OK, if you’d walked past our room at one point and heard the Buggles’ “Video Killed the Radio Star”, Bette Midler belting out “From a Distance”, or perhaps bursts from Don Giovanni you might have thought we were enjoying ourselves. Reader, disabuse yourself of that notion as quickly as my mates in learning resources did.

No enjoyment is to be had in further education these days. This was work, producing stories that ranged from a spat between Mozart and Lorenzo Da Ponte in 18th century Vienna, to a meeting with a mysterious stranger in Dundee, Hogmanay 1990. It’s nothing but work, work, work.

My press and magazines National Certificate class spent most of the morning discussing the themes of the theft of identity, cloning and individuality in an Alasdair Gray short story. Big subjects for a Tuesday morning, I know. So big they forgot all about tea break. We have decided to have a quick look at the film Gattica because it explores the same themes as Gray’s story.

I know it’s not strictly necessary for outcome two, but we have bought some time from the relentless pressure of outcomes and assessments to widen our discussion. I am sorry, I know it won’t do. Terry Eagleton once suggested that it took English departments in universities some time to make reading literature unpleasant enough to be accepted as a hard-nosed discipline. Media studies has some way to go here.

The titles of modules and units help a bit in making things seem awfully difficult and boring. “Narrative in Fiction and Film” could have been called “Watch the Movie Read the Book And if you Bring Sweeties you have to Share” and then where would we be?

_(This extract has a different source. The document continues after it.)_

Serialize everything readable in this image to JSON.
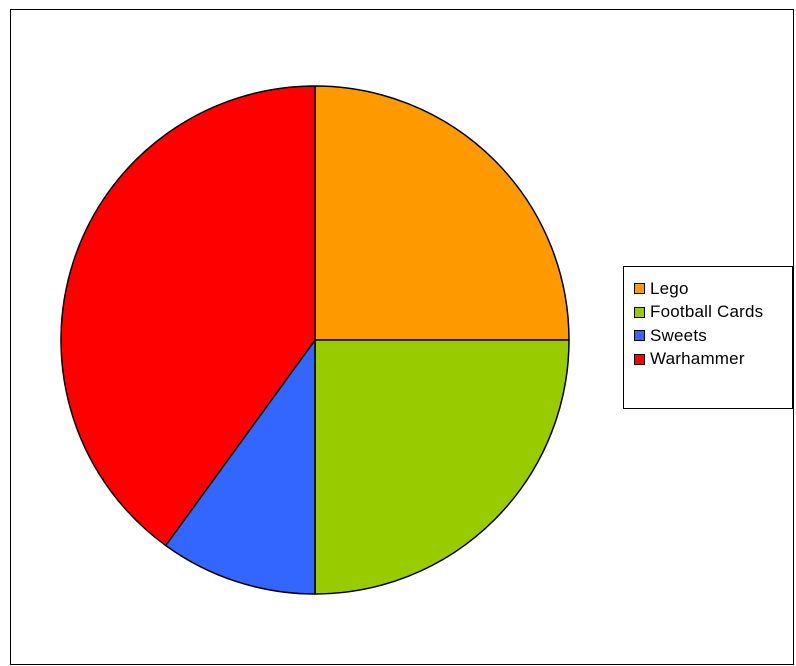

We should take a leaf from the communication title list which includes “Selecting and Presenting Complex Information for Vocational Purposes”. Now there’s a title to still any beating heart. We write modules and units that demand completion of outcomes, none of which stipulate the process should be enjoyed, or that it should contribute to confidence or promote originality. And a jolly good thing too. Why, one of the media studies students came up with a preferred reading of Gray’s story which was wholly original and, by golly, pretty damned acceptable. This has got to be stopped before it gets out of hand.

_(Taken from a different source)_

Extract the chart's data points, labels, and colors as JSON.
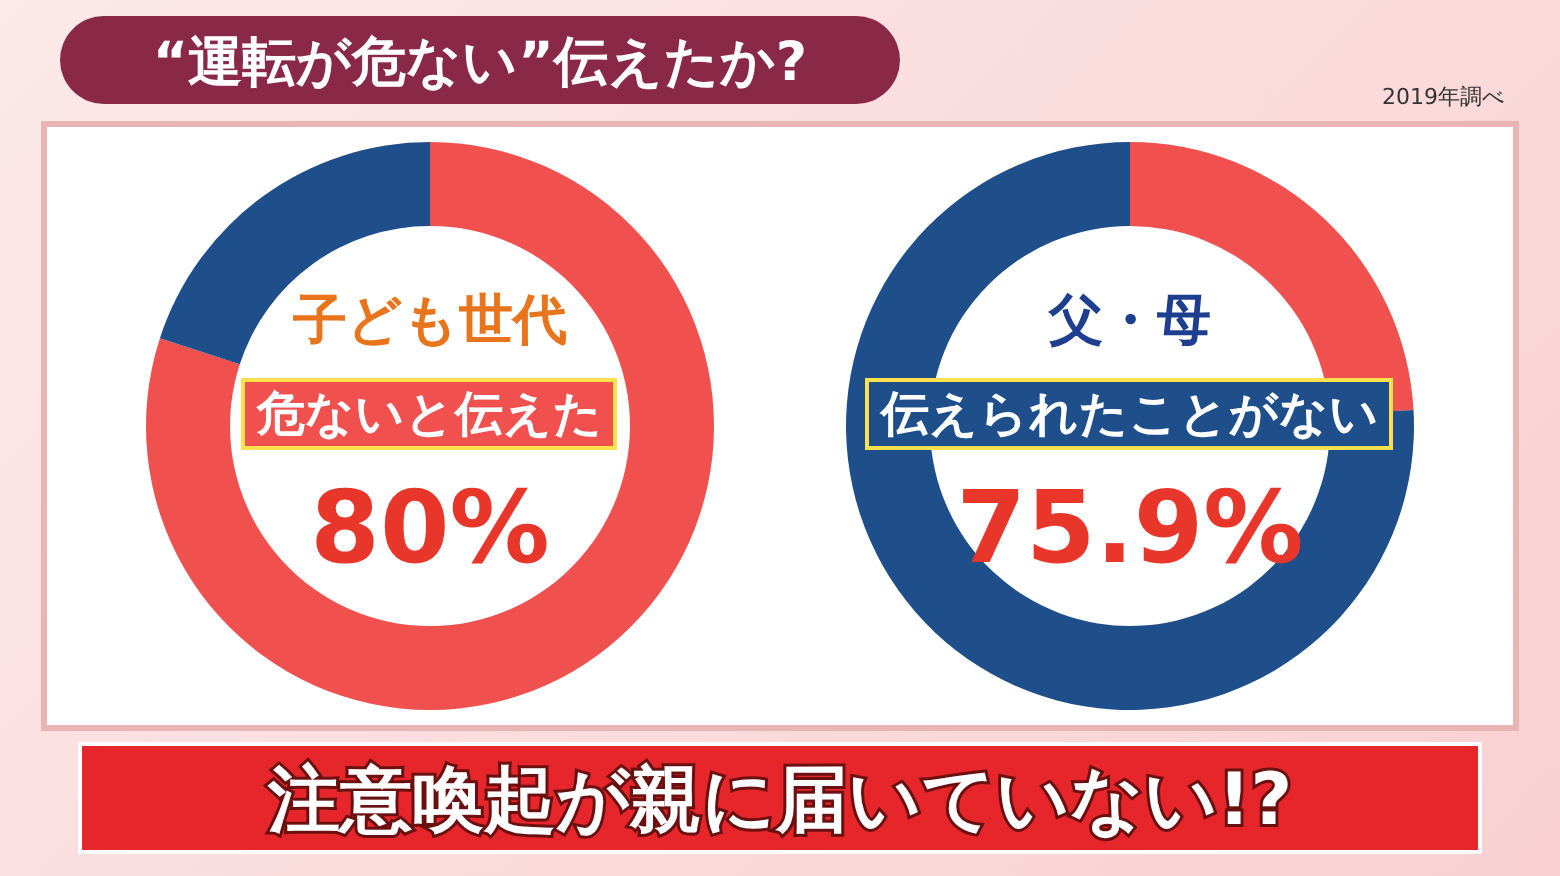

I fear it is already too late. My class of writers are rewarded with neither outcomes nor units but still they have persisted - many over several years now - in treating our institution as somewhere they can indulge themselves in lifelong learning and meet others who share their interests to form a social support group. This year, I resolve to try harder to make my learners look a little more anxious and a lot less cheerful. That should do it.

Dr Carol Gow is a lecturer in media at Dundee College.